Preface
In the last few years, we have seen spectacular growth in the field of data science. Almost every day there is some kind of new development, for example, a research paper announcing a new or improved machine learning or deep learning algorithm, or a new library for one of the most popular programming languages.
In the past, many of those advances did not make it to mainstream media. But that is also changing rapidly. Some of the recent examples include the AlphaGo program beating the 18-time world champion at Go, using deep learning to generate realistic faces of humans that never existed, or the beautiful digital art created from a text caption using models such as DALL-E 2 or Stable Diffusion.
Another example of recent and spectacular development is OpenAI’s ChatGPT. It is a language model with which we can engage in natural-sounding conversations. The model is able to keep track of past questions and follow up on them, admit its mistakes, or reject inappropriate requests.
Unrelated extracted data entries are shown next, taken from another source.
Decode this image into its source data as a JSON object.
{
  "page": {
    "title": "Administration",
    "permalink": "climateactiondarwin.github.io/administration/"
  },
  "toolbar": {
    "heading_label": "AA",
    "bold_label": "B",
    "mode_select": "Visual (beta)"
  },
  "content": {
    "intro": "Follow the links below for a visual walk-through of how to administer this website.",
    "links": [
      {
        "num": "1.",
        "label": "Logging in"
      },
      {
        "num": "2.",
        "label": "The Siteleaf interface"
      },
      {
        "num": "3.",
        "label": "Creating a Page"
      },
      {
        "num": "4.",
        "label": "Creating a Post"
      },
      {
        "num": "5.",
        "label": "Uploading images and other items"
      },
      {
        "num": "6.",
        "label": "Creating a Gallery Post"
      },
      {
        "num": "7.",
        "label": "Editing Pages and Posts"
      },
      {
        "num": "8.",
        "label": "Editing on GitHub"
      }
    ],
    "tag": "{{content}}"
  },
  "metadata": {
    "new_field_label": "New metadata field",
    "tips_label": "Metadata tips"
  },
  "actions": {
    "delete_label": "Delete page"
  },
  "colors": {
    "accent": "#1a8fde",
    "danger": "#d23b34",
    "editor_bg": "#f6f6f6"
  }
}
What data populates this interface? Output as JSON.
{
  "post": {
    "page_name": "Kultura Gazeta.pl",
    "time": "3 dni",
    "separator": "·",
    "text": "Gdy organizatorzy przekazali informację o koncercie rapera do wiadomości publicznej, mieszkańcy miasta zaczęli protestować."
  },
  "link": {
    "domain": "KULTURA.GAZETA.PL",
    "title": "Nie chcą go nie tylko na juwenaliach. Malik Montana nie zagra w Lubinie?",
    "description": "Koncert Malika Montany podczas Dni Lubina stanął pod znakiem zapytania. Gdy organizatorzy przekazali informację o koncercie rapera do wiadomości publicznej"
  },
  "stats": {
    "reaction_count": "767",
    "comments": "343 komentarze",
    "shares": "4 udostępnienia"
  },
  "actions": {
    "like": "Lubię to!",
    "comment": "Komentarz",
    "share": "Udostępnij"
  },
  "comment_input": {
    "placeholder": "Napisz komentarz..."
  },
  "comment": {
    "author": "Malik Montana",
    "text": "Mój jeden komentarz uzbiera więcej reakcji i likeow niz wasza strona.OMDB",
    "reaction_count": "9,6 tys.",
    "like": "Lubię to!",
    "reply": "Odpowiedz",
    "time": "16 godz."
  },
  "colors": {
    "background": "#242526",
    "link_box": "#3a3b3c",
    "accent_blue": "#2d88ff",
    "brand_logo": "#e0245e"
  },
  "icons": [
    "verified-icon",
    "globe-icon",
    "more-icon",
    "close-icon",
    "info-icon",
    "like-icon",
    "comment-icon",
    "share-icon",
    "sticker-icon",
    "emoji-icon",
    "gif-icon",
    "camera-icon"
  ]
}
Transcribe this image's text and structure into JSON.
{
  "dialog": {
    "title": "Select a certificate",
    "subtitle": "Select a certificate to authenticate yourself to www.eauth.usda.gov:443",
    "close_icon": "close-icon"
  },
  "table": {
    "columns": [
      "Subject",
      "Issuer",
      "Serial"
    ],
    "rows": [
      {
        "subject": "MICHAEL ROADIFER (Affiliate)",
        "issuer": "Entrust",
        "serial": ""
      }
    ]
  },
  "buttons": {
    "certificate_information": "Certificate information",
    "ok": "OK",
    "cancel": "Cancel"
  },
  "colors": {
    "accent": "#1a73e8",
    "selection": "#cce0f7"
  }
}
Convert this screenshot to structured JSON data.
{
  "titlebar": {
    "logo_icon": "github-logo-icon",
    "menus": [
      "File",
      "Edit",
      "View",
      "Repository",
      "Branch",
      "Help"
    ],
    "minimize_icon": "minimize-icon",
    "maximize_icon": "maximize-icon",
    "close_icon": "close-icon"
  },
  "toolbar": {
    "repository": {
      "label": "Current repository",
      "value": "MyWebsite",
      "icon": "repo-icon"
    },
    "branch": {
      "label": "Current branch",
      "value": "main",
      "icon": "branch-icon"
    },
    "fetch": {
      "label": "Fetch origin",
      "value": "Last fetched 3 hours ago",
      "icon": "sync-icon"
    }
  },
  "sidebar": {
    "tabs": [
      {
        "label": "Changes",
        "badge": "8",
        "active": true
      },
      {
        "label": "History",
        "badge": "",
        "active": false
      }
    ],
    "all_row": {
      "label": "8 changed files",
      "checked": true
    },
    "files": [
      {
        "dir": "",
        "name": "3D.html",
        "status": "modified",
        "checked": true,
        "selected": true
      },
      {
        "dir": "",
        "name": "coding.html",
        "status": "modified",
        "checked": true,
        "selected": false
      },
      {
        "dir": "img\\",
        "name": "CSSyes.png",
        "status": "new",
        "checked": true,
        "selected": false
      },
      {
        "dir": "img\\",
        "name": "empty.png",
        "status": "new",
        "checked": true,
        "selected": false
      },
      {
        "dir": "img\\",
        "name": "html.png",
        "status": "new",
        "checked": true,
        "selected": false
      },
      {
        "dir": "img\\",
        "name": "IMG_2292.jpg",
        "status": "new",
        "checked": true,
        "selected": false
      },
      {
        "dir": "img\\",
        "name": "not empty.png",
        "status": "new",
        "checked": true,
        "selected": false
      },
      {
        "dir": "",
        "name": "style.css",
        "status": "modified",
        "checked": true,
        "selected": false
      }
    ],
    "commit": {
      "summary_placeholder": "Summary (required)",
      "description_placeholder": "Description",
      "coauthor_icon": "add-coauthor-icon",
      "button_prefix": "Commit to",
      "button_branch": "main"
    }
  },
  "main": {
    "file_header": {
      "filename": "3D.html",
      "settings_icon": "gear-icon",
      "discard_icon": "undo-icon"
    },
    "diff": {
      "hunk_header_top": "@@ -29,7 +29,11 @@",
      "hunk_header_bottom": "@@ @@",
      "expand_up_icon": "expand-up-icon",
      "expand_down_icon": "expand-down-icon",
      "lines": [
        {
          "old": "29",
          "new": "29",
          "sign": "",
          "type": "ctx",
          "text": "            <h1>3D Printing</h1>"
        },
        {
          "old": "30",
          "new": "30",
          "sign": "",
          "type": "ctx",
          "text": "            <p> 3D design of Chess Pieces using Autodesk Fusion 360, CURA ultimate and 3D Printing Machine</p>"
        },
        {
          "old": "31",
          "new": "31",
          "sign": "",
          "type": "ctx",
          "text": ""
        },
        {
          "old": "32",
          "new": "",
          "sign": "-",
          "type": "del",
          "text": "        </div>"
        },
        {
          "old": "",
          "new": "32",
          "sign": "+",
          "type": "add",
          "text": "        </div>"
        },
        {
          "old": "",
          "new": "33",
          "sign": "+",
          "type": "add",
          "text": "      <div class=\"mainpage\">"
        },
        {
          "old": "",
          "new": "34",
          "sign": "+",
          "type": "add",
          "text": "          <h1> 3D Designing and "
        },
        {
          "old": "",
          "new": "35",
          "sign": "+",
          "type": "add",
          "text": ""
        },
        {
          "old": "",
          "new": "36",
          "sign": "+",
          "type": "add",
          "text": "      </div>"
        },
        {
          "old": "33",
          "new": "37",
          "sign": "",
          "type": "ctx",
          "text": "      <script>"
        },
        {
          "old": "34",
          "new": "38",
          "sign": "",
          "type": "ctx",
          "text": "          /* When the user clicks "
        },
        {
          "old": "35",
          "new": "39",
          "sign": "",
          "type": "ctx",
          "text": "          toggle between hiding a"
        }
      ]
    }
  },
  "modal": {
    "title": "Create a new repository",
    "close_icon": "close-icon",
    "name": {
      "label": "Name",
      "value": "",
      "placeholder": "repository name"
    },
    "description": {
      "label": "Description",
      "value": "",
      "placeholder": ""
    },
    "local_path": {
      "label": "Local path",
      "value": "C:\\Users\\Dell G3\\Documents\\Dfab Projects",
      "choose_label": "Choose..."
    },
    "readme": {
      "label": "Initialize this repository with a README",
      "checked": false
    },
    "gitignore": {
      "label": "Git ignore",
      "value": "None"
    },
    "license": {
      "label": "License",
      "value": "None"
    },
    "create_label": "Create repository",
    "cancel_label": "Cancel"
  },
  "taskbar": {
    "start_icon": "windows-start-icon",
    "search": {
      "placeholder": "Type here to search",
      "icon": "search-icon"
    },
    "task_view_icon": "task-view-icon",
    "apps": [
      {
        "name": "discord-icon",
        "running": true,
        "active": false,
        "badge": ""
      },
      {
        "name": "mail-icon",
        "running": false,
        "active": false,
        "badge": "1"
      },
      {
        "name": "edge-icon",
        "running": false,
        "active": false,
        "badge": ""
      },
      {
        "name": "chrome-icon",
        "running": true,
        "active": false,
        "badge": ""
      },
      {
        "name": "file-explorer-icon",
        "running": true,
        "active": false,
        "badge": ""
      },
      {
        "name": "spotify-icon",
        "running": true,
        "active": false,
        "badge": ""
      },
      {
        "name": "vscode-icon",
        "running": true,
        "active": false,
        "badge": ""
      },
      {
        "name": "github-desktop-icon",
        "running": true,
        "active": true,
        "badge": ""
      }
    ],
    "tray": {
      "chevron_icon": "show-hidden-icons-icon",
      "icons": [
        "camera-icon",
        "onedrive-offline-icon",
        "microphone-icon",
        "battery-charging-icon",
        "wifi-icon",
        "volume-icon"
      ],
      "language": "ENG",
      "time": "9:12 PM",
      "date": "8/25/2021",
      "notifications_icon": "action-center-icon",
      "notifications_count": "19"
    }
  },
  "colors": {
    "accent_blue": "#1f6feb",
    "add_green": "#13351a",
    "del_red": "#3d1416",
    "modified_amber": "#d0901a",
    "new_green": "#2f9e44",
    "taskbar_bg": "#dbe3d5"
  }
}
What is more, it is not only restricted to natural language, we can ask it to write actual code snippets in various programming languages.
Aside from those newsworthy achievements, in the last decades AI has been adopted in virtually every industry. We can see it all around us, for example, the recommendations we get on Netflix or the emails we receive about an extra discount from an online shop that we have not used recently. As such, businesses all over the world employ AI to gain a competitive edge in the following ways:
- Making better, data-driven decisions
- Increasing their profits by efficient targeting or spot-on recommendations
- Reducing customer churn by early identification of customers at risk
- Automating repetitive tasks that AI can complete much faster (and potentially more accurately) than a human employee
The very same AI revolution is affecting the financial industry. In a 2020 article, Forbes reported that “70% of all financial services firms are using machine learning to predict cash flow events, fine-tune credit scores and detect fraud”. Additionally, various aspects of data science are also used for algorithmic trading, robo-advisory services, personalized banking, process automation, and more.
This book presents a recipe-based guide on how to solve various tasks within the financial domain using modern Python libraries. As such, we try to reduce the amount of code that needs to be written by leveraging mature and “battle-tested” libraries used by professionals in many industries. While the book assumes some prior knowledge and does not explain all the concepts from the theoretical point of view, it provides relevant references that allow the readers to dive deeper into the topics.
In this preface, you will find an outline of what you can expect from the book, how the content is organized, and what you need to meet your goals while having hands-on fun on the way. I hope you will enjoy it!